Süddeutsche Zeitung SZExtra vom 14. Oktober 2004
Schoßhündchen mit Biss
Das Internationale Kurzfilmfest München wird gemütlicher
Manchmal darf es auch ein bisserl weniger sein. Vor allem dann, wenn es sich um
Kurzfilme dreht, deren Glück ja ohnehin in der Bescheidenheit liegt. Das Kurzfilmfest "Bunter Hund" geht in seine sechste Runde, und aus dem Bernhardiner ist, mit Verlaub, ein Schoßhündchen geworden: 50 Filme aus den Bereichen Short Fiction, Animations-, Experimental- und Dokumentarfilm flimmern an vier Tagen im Werkstattkino über die Leinwand. Dass sich die Zahl der Beiträge, darunter junge Arbeiten aus Argentinien und Russland, im Vergleich zum Vorjahr etwa um die Hälfte reduziert hat; dass die Filme nur noch an einem Ort (statt auch im Maxim) gezeigt werden, sei keine Frage des Budgets, versichert Daniel Wagner aus dem Organisationsteam. Vielmehr sei für ein paar Mitarbeiter das ehrenamtliche Engagement mit dem Beruf nicht mehr vereinbar gewesen. Dennoch: "Es ist angenehm so, wie es jetzt ist", sagt der 24-Jährige.
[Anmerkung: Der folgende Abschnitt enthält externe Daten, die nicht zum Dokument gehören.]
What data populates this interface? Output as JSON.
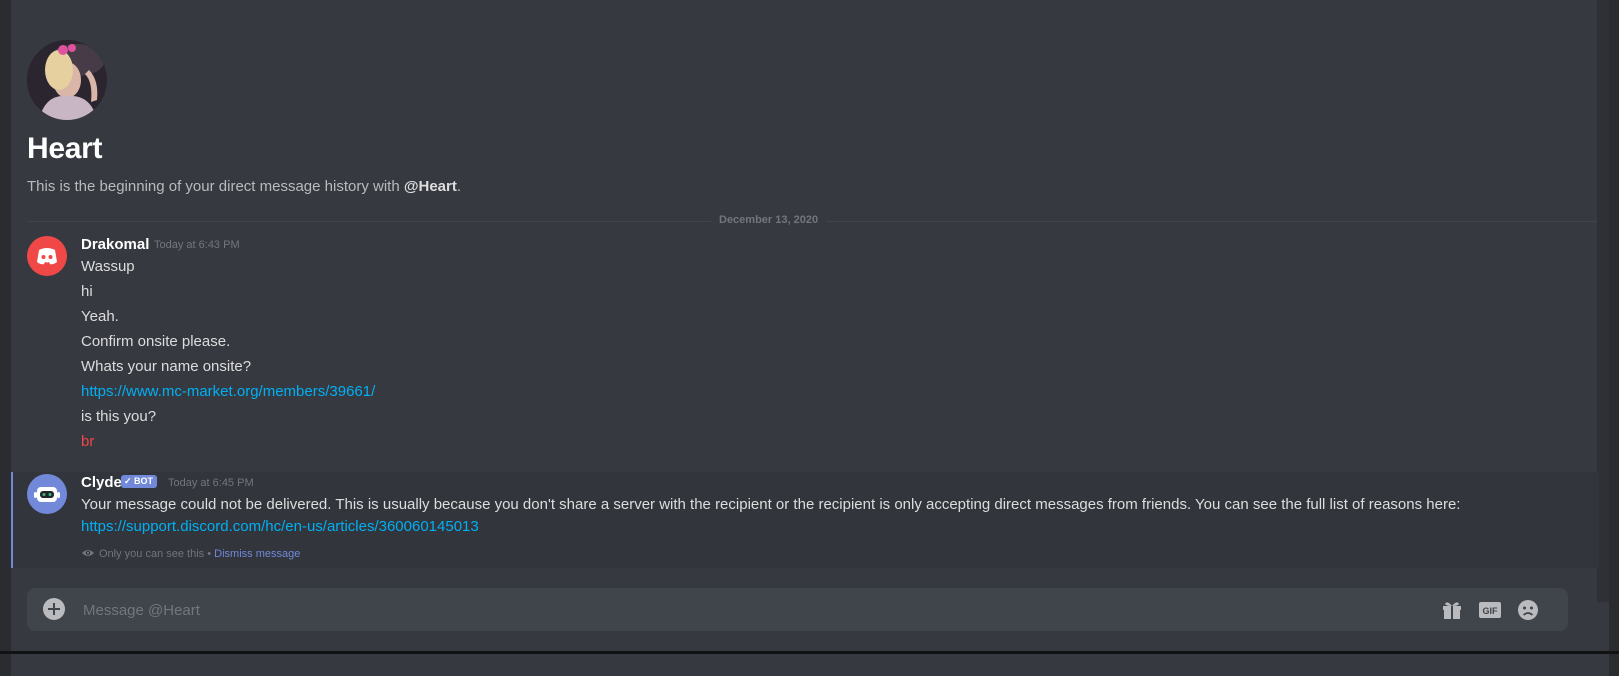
{
  "header": {
    "title": "Heart",
    "intro_prefix": "This is the beginning of your direct message history with ",
    "intro_handle": "@Heart",
    "intro_suffix": "."
  },
  "divider": {
    "date": "December 13, 2020"
  },
  "messages": [
    {
      "author": "Drakomal",
      "timestamp": "Today at 6:43 PM",
      "lines": [
        "Wassup",
        "hi",
        "Yeah.",
        "Confirm onsite please.",
        "Whats your name onsite?",
        "https://www.mc-market.org/members/39661/",
        "is this you?",
        "br"
      ]
    },
    {
      "author": "Clyde",
      "badge": "✓ BOT",
      "timestamp": "Today at 6:45 PM",
      "text": "Your message could not be delivered. This is usually because you don't share a server with the recipient or the recipient is only accepting direct messages from friends. You can see the full list of reasons here:",
      "link": "https://support.discord.com/hc/en-us/articles/360060145013",
      "note": "Only you can see this",
      "note_sep": " • ",
      "dismiss": "Dismiss message"
    }
  ],
  "composer": {
    "placeholder": "Message @Heart",
    "gif_label": "GIF"
  },
  "icons": {
    "attach": "plus-circle-icon",
    "gift": "gift-icon",
    "gif": "gif-icon",
    "emoji": "emoji-icon",
    "eye": "eye-icon"
  },
  "colors": {
    "background": "#36393f",
    "link": "#00b0f4",
    "brand": "#7289da",
    "discord_red": "#f04747"
  }
}
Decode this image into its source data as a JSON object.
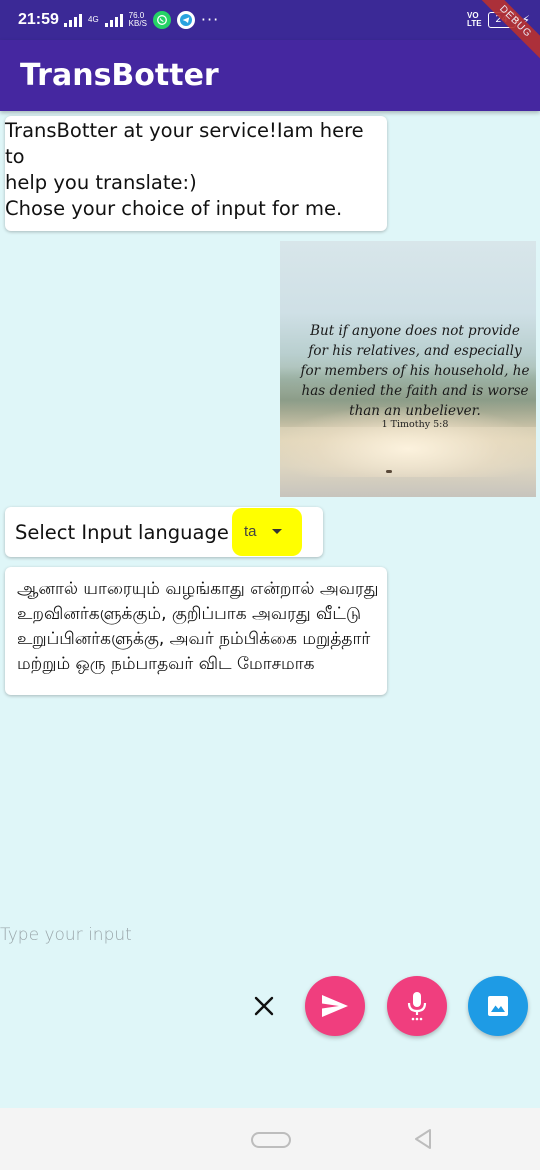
{
  "status_bar": {
    "time": "21:59",
    "net_small_top": "4G",
    "speed_value": "76.0",
    "speed_unit": "KB/S",
    "more_icons": "···",
    "volte_top": "VO",
    "volte_bottom": "LTE",
    "battery_level": "24",
    "debug_label": "DEBUG"
  },
  "app_bar": {
    "title": "TransBotter"
  },
  "messages": {
    "welcome": "TransBotter at your service!Iam here to\nhelp you translate:)\nChose your choice of input for me.",
    "image_quote": {
      "text": "But if anyone does not provide for his relatives, and especially for members of his household, he has denied the faith and is worse than an unbeliever.",
      "reference": "1 Timothy 5:8"
    },
    "language_prompt": "Select Input language",
    "language_selected": "ta",
    "translation": "ஆனால் யாரையும் வழங்காது என்றால் அவரது உறவினர்களுக்கும், குறிப்பாக அவரது வீட்டு உறுப்பினர்களுக்கு, அவர் நம்பிக்கை மறுத்தார் மற்றும் ஒரு நம்பாதவர் விட மோசமாக"
  },
  "input": {
    "placeholder": "Type your input",
    "value": ""
  },
  "actions": {
    "clear_icon": "close-icon",
    "send_icon": "send-icon",
    "mic_icon": "mic-icon",
    "image_icon": "image-icon"
  },
  "colors": {
    "app_bar": "#4527a0",
    "status_bar": "#3b2996",
    "background": "#dff6f8",
    "accent_pink": "#f03e7e",
    "accent_blue": "#1e9be5",
    "language_highlight": "#ffff00"
  }
}
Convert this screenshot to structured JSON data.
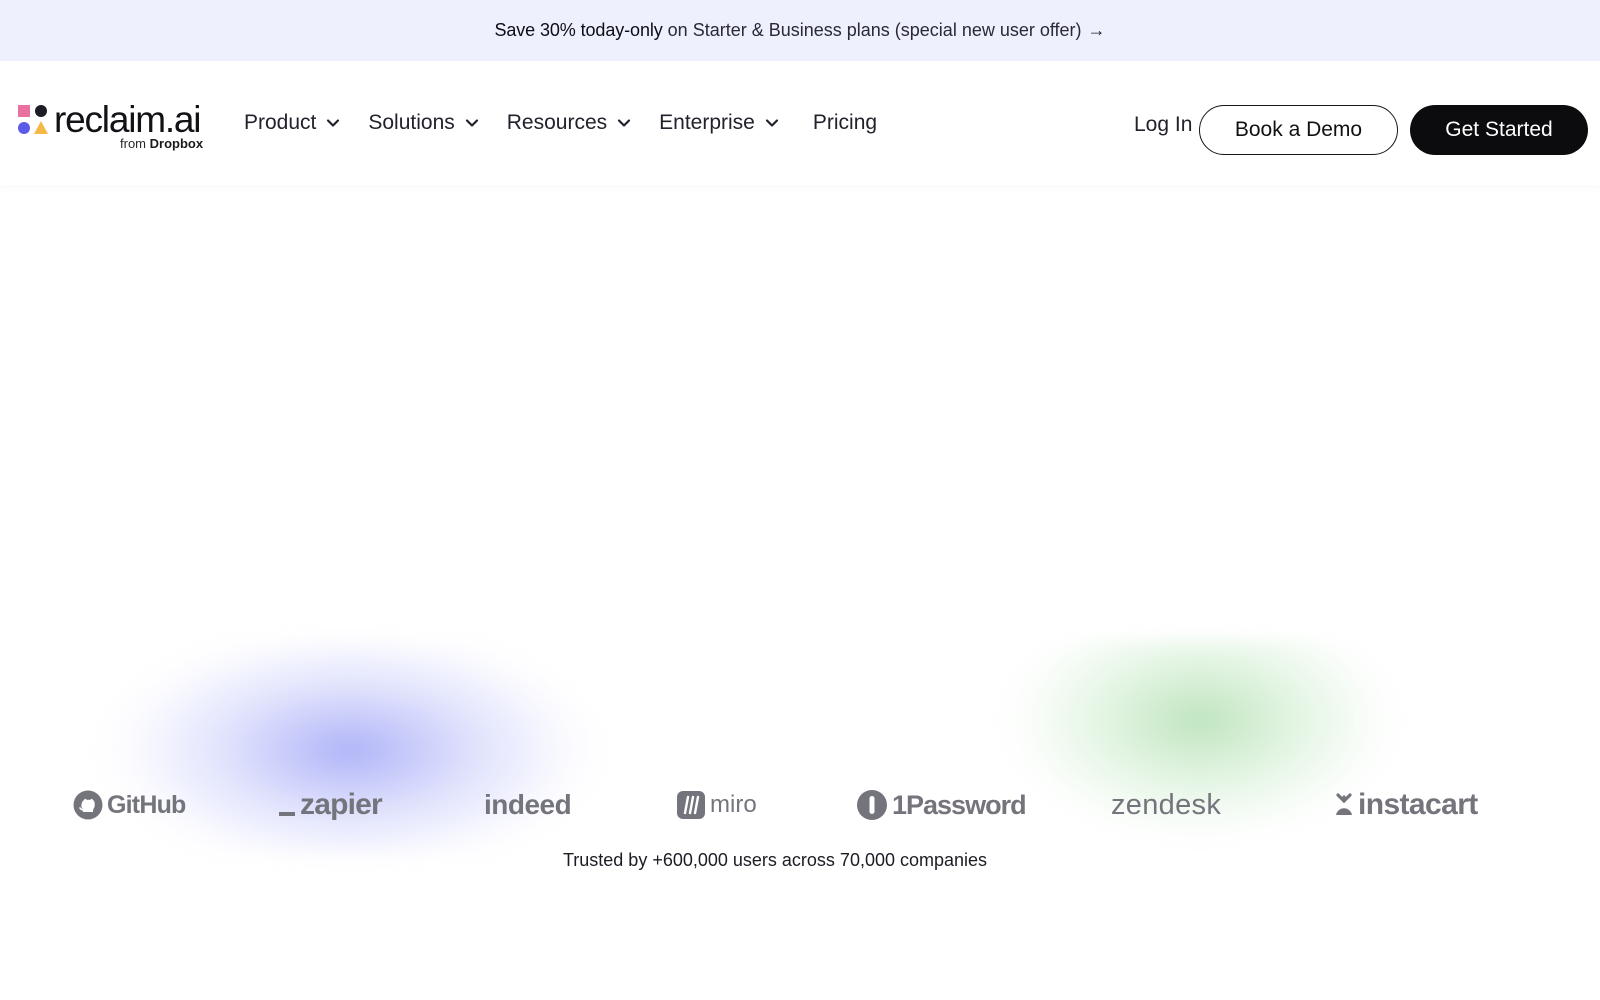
{
  "promo": {
    "strong": "Save 30% today-only",
    "rest": "on Starter & Business plans (special new user offer)",
    "arrow": "→"
  },
  "logo": {
    "name": "reclaim.ai",
    "sub_prefix": "from",
    "sub_brand": "Dropbox",
    "colors": [
      "#e8719f",
      "#1c1c24",
      "#5b5be8",
      "#f5b94a"
    ]
  },
  "nav": {
    "items": [
      {
        "label": "Product",
        "icon": "chevron-down-icon"
      },
      {
        "label": "Solutions",
        "icon": "chevron-down-icon"
      },
      {
        "label": "Resources",
        "icon": "chevron-down-icon"
      },
      {
        "label": "Enterprise",
        "icon": "chevron-down-icon"
      },
      {
        "label": "Pricing"
      }
    ]
  },
  "auth": {
    "login": "Log In",
    "demo": "Book a Demo",
    "start": "Get Started"
  },
  "companies": [
    "GitHub",
    "zapier",
    "indeed",
    "miro",
    "1Password",
    "zendesk",
    "instacart"
  ],
  "trusted": "Trusted by +600,000 users across 70,000 companies",
  "colors": {
    "banner_bg": "#eef0fd",
    "accent_dark": "#0c0c0f",
    "logo_gray": "#74747c",
    "glow_blue": "#969bf5",
    "glow_green": "#aadcaa"
  }
}
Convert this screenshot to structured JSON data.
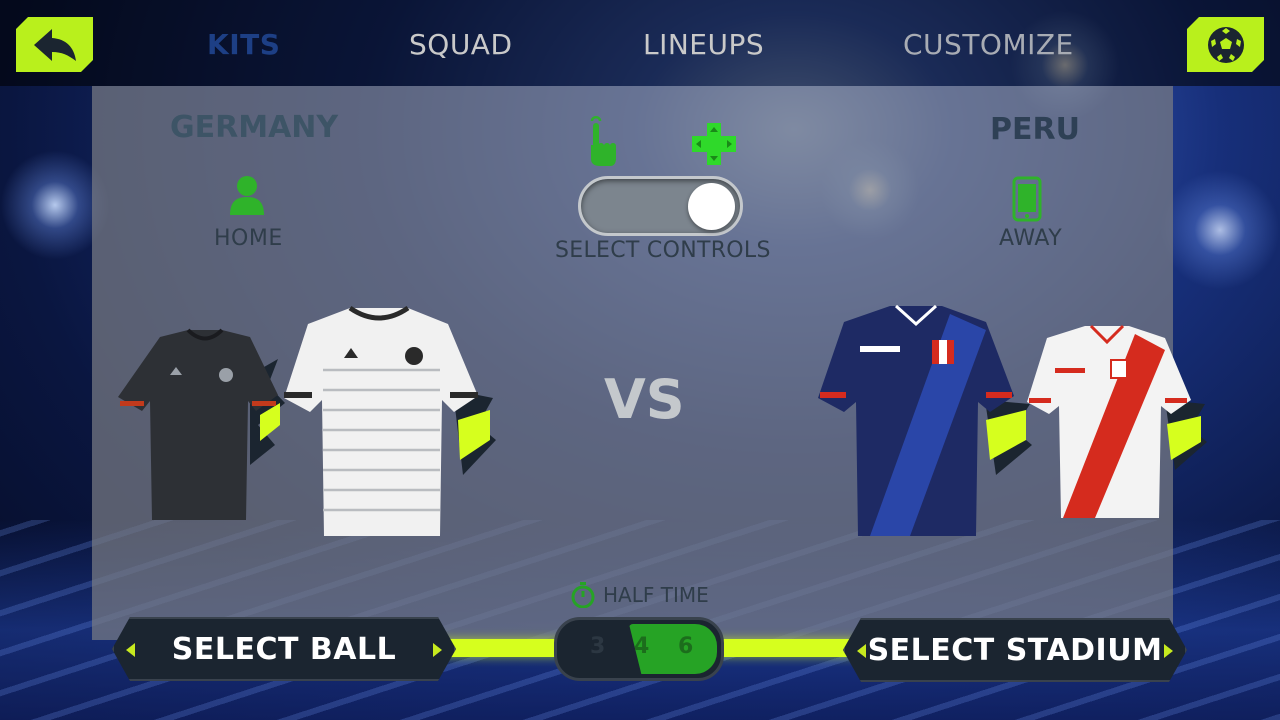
{
  "nav": {
    "tabs": [
      {
        "label": "KITS",
        "active": true
      },
      {
        "label": "SQUAD",
        "active": false
      },
      {
        "label": "LINEUPS",
        "active": false
      },
      {
        "label": "CUSTOMIZE",
        "active": false
      }
    ]
  },
  "home": {
    "team": "GERMANY",
    "side": "HOME",
    "icon": "person-icon",
    "kits": [
      "dark grey away kit",
      "white home kit"
    ]
  },
  "away": {
    "team": "PERU",
    "side": "AWAY",
    "icon": "phone-icon",
    "kits": [
      "navy away kit",
      "white home kit"
    ]
  },
  "controls": {
    "label": "SELECT CONTROLS",
    "toggle_on": true,
    "options": [
      "tap-icon",
      "dpad-icon"
    ]
  },
  "versus": "VS",
  "half_time": {
    "label": "HALF TIME",
    "options": [
      "3",
      "4",
      "6"
    ],
    "selected": "4"
  },
  "buttons": {
    "ball": "SELECT BALL",
    "stadium": "SELECT STADIUM"
  },
  "colors": {
    "accent": "#b9f01c",
    "green": "#26a325",
    "nav_active": "#1d3f85",
    "panel": "#787c84"
  }
}
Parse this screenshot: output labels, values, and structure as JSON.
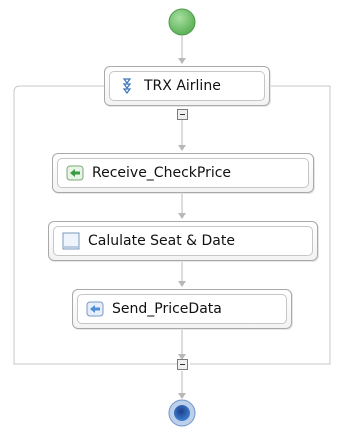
{
  "diagram": {
    "start_event": {
      "name": "start"
    },
    "sequence": {
      "label": "TRX Airline",
      "icon": "sequence-icon",
      "collapse_top": "collapse-toggle",
      "collapse_bottom": "collapse-toggle"
    },
    "activities": [
      {
        "label": "Receive_CheckPrice",
        "icon": "receive-icon"
      },
      {
        "label": "Calulate Seat & Date",
        "icon": "assign-icon"
      },
      {
        "label": "Send_PriceData",
        "icon": "send-icon"
      }
    ],
    "end_event": {
      "name": "end"
    },
    "colors": {
      "start_green": "#6fbf6a",
      "end_blue": "#2e6fc0",
      "connector": "#b8b8b8",
      "receive_green": "#3e9b45",
      "send_blue": "#4f8fd6"
    }
  }
}
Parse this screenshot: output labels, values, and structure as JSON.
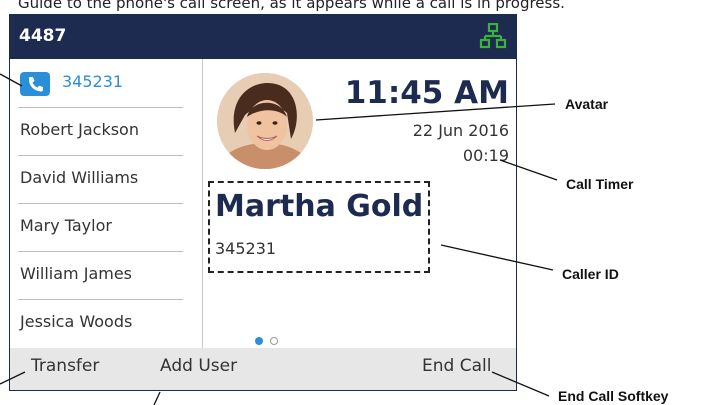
{
  "intro_text": "Guide to the phone's call screen, as it appears while a call is in progress.",
  "phone": {
    "extension": "4487",
    "icons": {
      "network": "network-icon",
      "phone": "phone-icon"
    },
    "contacts": [
      {
        "label": "345231",
        "active": true
      },
      {
        "label": "Robert Jackson"
      },
      {
        "label": "David Williams"
      },
      {
        "label": "Mary Taylor"
      },
      {
        "label": "William James"
      },
      {
        "label": "Jessica Woods"
      }
    ],
    "time": "11:45 AM",
    "date": "22 Jun 2016",
    "call_timer": "00:19",
    "caller_name": "Martha Gold",
    "caller_number": "345231",
    "page_indicator": {
      "count": 2,
      "active": 1
    },
    "softkeys": [
      "Transfer",
      "Add User",
      "End Call"
    ]
  },
  "callouts": {
    "avatar": "Avatar",
    "call_timer": "Call Timer",
    "caller_id": "Caller ID",
    "end_call": "End Call Softkey"
  },
  "colors": {
    "header": "#1c2b4f",
    "accent": "#2a8fd8",
    "network_icon": "#3db03d",
    "softkey_bar": "#e7e7e7"
  }
}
Und so ist es: 37 Kurzfilme konkurrieren in den vier Wettbewerbsprogrammen "Anders & Artig", "Heimat", "Helden wie wir" und "Liebe & andere Grausamkeiten" um den mit 500EUR dotierten Publikumspreis "Hasso". Ins Rennen gehen etwa Tom Tykwers 12-Minüter True mit Natalie Portman, das französische Split-Screen-Eyxperiment Half Days und der skurille Beitrag aus Finnland The Knockers. Ausschließlich schräge Kurzfilme sind in der "Trash Night" am Samstag, 22 Uhr, zu sehen; am Sonntagabend wird ein subjektiver Querschnitt durch alle Programme präsentiert (18 Uhr), bevor von 20 Uhr an die Top Ten vorgestellt werden (nochmal um 22 Uhr), aus denen dann der Sieger hervorgeht.